Say you have to variables dimmed to the same type of structure. Is there a way to make one equal the other without making each individual element equal each other?
If that sounds confusing, I’ll show an example of what I’m trying to do.
structure A
dim A as integer
dim B as integer
end structure
Dim B as A, C as A
Now, is there a way to simply do a B = C instead of having to do
B.A = C.A
B.B = C.B
I’ve tried doing it myself and looking it up, but my Google Fu is week.
Thank you.
I haven’t done any VB for a while but from memory B = C should automatically set all of the data members of B equal to those of C.
This page from Microsoft backs that up:
Yeah, you *used *to be able to do that. Not sure about now, though. Maybe you need the “New” keyword.
For a structure, yes. However, one should also be mindful that B = C means different thing if they are a class instead.
Right. For classes, B = C establishes independent references. A change made to data in B will not be reflected in the data held by C.
Is this really right? I would have thought the opposite.

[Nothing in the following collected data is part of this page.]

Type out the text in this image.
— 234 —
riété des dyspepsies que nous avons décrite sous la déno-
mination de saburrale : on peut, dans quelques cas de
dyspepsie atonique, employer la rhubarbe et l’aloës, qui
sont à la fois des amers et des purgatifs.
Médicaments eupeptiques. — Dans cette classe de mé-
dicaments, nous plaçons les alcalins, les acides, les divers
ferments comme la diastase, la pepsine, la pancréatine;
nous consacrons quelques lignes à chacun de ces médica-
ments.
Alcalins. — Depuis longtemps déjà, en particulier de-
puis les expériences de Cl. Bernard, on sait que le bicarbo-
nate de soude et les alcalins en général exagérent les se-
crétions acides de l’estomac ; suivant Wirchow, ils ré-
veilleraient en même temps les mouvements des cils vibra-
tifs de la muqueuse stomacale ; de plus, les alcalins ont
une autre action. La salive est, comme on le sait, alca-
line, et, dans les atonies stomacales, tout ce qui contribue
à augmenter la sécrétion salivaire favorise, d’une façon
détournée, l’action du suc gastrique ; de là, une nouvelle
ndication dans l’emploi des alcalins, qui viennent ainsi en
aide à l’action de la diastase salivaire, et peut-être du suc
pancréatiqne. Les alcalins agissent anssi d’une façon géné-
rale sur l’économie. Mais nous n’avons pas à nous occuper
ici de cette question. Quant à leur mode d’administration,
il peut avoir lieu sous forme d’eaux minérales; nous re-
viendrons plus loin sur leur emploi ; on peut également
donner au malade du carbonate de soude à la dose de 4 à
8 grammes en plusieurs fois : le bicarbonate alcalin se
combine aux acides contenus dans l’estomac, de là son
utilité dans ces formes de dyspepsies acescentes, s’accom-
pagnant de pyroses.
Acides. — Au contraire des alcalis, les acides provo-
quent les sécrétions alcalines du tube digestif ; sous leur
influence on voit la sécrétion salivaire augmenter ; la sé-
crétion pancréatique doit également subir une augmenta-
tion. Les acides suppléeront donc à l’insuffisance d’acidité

I used to do lots of VB back in the pre .Net days, but now I mostly use C#. In C#, structs are value types and classes are reference types. If you equate value types you’re copying the data from one memory location to another, but if you equate reference types you’re making them point to the same memory location. So B = C for classes would mean any change to the data in B also changes the data in C.
Are you saying it’s the opposite in VB?
I agree it’s probably the other way. If B and C are structures, they would refer to different objects in memory. Changes made to one would not affect the other. If B and C are classes, however, they would refer to the same object after the assignment. Changes made through B would also show up in C.
OK, this is the weirdest thing. I was asking because I tried making a function a structure, and then tried making a variable equal the function with a single command, since going through the elements would mean running the function multiple times.
Example:
structure a
dim b as integer
dim c as string
end structure
dim b as a
private function c () as a
some code goes here
end function
private sub whatever
b = c()
end sub
When I first tried something like this, I got an error, so I posted the question. I try it now, and no error.
Well, OK then, never-mind I guess :o.
No, you are right. My mistake. Obviously, since they are references, a chage in one is a change in all. My apologies to everyone.